Digital Day 2019 Mittelstandsforum Bayerisch-Schwaben

Andres Santiago: Die Top-Speaker des Digital Days 2019 im Interview

Im Fokus des Digital Day 2019 Mittelstandsforum Bayerisch-Schwaben am 4. Juli stehen Themen rund um die Digitalisierung. Wir haben uns vorab mit den Top-Speakern unterhalten. Einer davon ist Andres Santiago, Geschäftsführer des vmm wirtschaftsverlags.

B4B WIRTSCHAFTSLEBEN SCHWABEN: Herr Santiago, stellen Sie sich bitte in drei Sätzen vor.

Ich bin Geschäftsführer des vmm wirtschaftsverlags. Damit bin ich verantwortlich für über 30 Mitarbeiter, die jeden Tag den Mittelstand in Sachen Außendarstellung und -kommunikation perfekt in Szene setzen. Privat trifft man mich schon mal in der WWK Arena oder am Rande des Basketballfelds bei den TOPSTAR Kangaroos in Stadtbergen, wo ich ehrenamtlich als Vorstand tätig bin.

Wie kommt es, dass der vmm wirtschaftsverlag zusammen mit Kommdirekt einen Digital Day veranstaltet?

Wir sind jeden Tag im Kontakt mit Unternehmen aus dem Mittelstand. Dabei kommen wir immer wieder auf ein Thema: Die Digitalisierung ist in vielen dieser Firmen noch nicht richtig angekommen. Das hat nicht immer budgetäre Gründe oder liegt daran, dass die Unternehmer keine Visionen hätten. Es ist vielmehr die Vielzahl der – nicht immer praktikablen – Möglichkeiten, welche die Unternehmer zurückschrecken lassen. Deswegen musste ein Tag her, an dem man sich austauschen kann und Praktiker dem Mittelstand Lösungen aufzeigen.

Was ist Ihr Thema auf dem Digital Day?

Digital Storytelling. Denn auch die Art, wie Unternehmen mit ihren Partnern, Kunden und potenziellen Arbeitnehmern kommunizieren, hat sich mit der Digitalisierung verändert. Wie genau und wie der Mittelstand diese Möglichkeiten ohne großen Aufwand für sich nutzen kann, das erkläre ich in meiner Quick Session.

Was versprechen Sie sich vom Digital Day?

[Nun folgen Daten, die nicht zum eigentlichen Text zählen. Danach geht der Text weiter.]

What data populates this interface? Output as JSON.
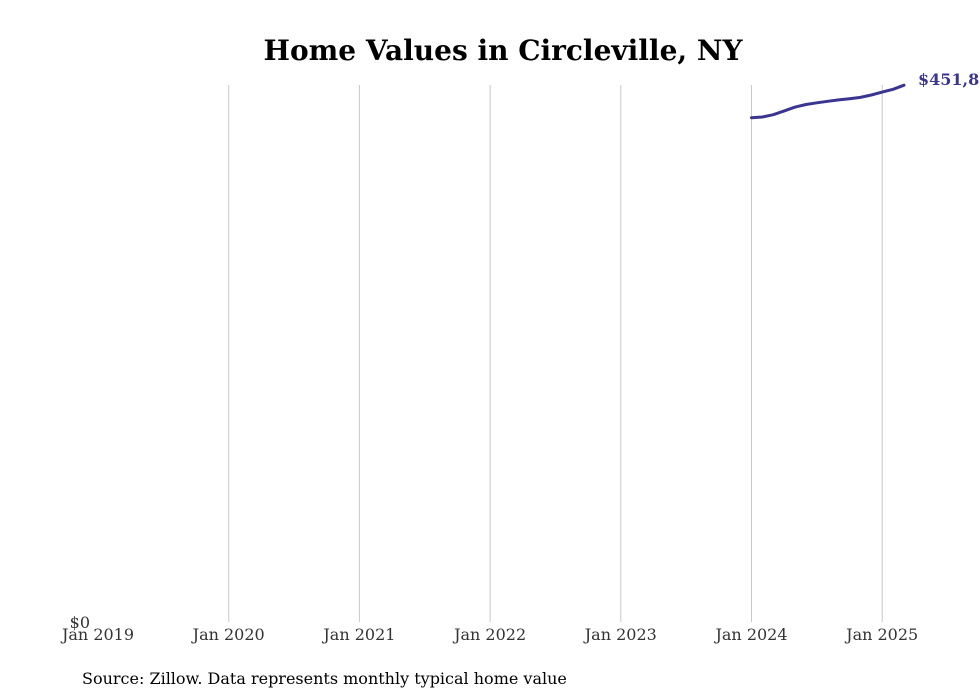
{
  "chart_data": {
    "type": "line",
    "title": "Home Values in Circleville, NY",
    "xlabel": "",
    "ylabel": "",
    "x_ticks": [
      "Jan 2019",
      "Jan 2020",
      "Jan 2021",
      "Jan 2022",
      "Jan 2023",
      "Jan 2024",
      "Jan 2025"
    ],
    "y_ticks": [
      "$0"
    ],
    "ylim": [
      0,
      452000
    ],
    "xlim": [
      "2019-01",
      "2025-03"
    ],
    "grid": "vertical",
    "series": [
      {
        "color": "#3a3591",
        "points": [
          {
            "x": "2024-01",
            "y": 424500
          },
          {
            "x": "2024-02",
            "y": 425100
          },
          {
            "x": "2024-03",
            "y": 427000
          },
          {
            "x": "2024-04",
            "y": 430200
          },
          {
            "x": "2024-05",
            "y": 433400
          },
          {
            "x": "2024-06",
            "y": 435600
          },
          {
            "x": "2024-07",
            "y": 437000
          },
          {
            "x": "2024-08",
            "y": 438300
          },
          {
            "x": "2024-09",
            "y": 439500
          },
          {
            "x": "2024-10",
            "y": 440500
          },
          {
            "x": "2024-11",
            "y": 441600
          },
          {
            "x": "2024-12",
            "y": 443600
          },
          {
            "x": "2025-01",
            "y": 446000
          },
          {
            "x": "2025-02",
            "y": 448400
          },
          {
            "x": "2025-03",
            "y": 451800
          }
        ]
      }
    ],
    "end_label": "$451,8",
    "note": "Source: Zillow. Data represents monthly typical home value"
  }
}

Dass die Unternehmer mit vielen tollen Ideen und Inspirationen nach Hause gehen und eine Vorstellung haben, wie sie den nächsten Schritt der Digitalisierung in ihrem Betrieb anpacken können. Und natürlich den regen Austausch untereinander.

Wie digital arbeiten Sie?

Zwei Dinge nenne ich hier stellvertretend: Erstens unser digitales Nachrichtenportal B4B WIRTSCHAFTSLEBEN SCHWABEN. Das haben wir – vor zig Evolutionsstufen – als Printalternative bereits 2001 ins Leben gerufen. Damals sorgten wir für allgemeines Erstaunen. Zweitens unser Redaktionssystem K4: Es erlaubt uns, unsere Kunden quasi zu uns an den Schreibtisch zu holen, egal wo sie in der DACH-Region sitzen. Das hatten wir auch schon auf den Rechnern installiert, als die meisten Dienstleister in diesem Segment Korrekturen noch per Fax und später dann als PDF hin- und her geschickt haben.  Solche Meilensteine haben natürlich positiv auf alle unsere digitalen Arbeitsprozesse gewirkt.

Wie digital leben Sie privat?

Die Behauptung, dass wir alle nicht vom Smartphone abhängig sind, wäre auch bei mir eine Lüge. Einkäufe bei den Großkonzernen im Internet versuche ich tatsächlich weitestgehend zu vermeiden. Zum einen, um unsere Region und deren Steuerzahler zu stärken. Zum anderen ist das Thema „letzte Meile“ im grünen Zeitalter nicht gelöst. Einzig ein Saugroboter erleichtert privat unseren Alltag. 

Ohne welches technische Gadget können Sie nicht mehr leben?

Um jetzt nicht Smartphone sagen zu müssen – vielleicht doch der Saugroboter???

Was können Sie im Zusammenhang mit der Digitalisierung nicht mehr hören?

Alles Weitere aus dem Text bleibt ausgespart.